The college campus was a short distance away from my babysitter’s house, so i just walked it. It was under 20 degrees out, but it couldn’t touch me. Not through the excitement of the $500.

They had all four of us squeeze into the professor’s little office while we waited to be called out. We were all instructed to make no communication whatsoever while we waited.

First out was a woman named Whitney, who was handed a blindfold and led down the hall.

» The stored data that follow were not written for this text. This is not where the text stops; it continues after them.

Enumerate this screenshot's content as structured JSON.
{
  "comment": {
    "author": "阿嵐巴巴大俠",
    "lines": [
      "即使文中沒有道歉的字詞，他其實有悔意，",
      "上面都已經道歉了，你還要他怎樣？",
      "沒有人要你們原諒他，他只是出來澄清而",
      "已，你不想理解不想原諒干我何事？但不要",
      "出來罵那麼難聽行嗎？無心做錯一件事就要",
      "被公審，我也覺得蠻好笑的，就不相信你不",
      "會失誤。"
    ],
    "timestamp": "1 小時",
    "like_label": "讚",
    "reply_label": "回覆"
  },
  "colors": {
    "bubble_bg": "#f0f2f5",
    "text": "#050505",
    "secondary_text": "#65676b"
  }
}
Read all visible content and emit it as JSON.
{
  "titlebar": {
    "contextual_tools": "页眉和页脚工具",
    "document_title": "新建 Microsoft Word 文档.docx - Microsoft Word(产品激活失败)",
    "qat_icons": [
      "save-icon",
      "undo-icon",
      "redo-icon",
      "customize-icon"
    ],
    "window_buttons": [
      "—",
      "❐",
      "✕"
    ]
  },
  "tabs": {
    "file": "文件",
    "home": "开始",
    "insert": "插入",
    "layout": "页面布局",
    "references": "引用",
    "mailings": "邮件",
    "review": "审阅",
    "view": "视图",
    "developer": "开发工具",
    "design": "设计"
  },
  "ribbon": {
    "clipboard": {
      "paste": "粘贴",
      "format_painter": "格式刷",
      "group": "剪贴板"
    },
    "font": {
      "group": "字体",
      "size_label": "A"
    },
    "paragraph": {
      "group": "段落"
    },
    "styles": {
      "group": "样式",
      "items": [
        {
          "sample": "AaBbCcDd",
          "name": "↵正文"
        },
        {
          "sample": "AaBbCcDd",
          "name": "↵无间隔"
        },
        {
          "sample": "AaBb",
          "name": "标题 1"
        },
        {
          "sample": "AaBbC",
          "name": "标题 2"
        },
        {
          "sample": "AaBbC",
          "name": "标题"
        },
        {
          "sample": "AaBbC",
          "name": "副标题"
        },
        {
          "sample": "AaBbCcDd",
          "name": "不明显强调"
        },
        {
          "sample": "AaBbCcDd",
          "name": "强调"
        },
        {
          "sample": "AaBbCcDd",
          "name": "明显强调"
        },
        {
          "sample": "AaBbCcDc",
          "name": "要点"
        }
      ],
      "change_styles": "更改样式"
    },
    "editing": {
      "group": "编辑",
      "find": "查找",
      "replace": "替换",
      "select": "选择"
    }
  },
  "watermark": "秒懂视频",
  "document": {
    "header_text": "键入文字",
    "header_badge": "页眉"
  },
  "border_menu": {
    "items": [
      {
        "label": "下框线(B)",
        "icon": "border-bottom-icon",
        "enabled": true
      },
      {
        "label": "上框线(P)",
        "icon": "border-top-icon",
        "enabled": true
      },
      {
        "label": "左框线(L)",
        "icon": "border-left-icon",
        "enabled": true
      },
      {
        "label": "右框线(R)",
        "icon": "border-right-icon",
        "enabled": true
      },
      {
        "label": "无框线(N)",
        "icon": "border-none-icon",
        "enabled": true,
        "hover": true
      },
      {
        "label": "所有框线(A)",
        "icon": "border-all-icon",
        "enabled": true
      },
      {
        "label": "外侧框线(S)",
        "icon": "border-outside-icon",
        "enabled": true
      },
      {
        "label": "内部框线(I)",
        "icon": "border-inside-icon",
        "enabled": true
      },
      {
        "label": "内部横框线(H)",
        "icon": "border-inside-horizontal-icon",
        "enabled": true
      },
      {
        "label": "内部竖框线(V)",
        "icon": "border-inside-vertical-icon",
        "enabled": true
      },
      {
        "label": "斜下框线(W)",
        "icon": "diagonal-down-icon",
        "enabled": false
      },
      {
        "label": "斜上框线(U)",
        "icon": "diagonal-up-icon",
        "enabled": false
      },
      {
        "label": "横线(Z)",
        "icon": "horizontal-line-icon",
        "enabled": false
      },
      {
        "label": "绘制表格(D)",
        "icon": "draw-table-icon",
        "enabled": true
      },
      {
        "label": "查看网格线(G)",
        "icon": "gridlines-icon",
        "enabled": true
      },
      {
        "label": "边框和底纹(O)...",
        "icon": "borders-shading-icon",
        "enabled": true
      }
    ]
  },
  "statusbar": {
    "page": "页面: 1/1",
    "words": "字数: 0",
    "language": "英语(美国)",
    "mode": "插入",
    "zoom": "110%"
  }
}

Next was a man named Josh, who was given a little stack of index cards and led down the same direction, not blindfolded.

Next up was me, blindfolded. I felt a little uneasy at first, but the assistant leading me down the hall had a passive, polite voice. When I was directed to sit, I heard a feminine sneeze beside me. I assumed that I must be sat next to Whitney. I heard the last, nameless female participant shuffle in and Dr. Phelps cleared his throat.

“Two of you are seated with blindfolds, and before you stand two more with index cards containing specific directions. You are paired by gender: male submissive, female dominant, and visa versa; those seated and blindfolded being the submissive, obviously. No physical harm will be inflicted upon you, obviously.”

I heard Whitney let out a little sigh of relief. Suddenly I was feeling less tense too. Still, the silence and the blindness was unnerving.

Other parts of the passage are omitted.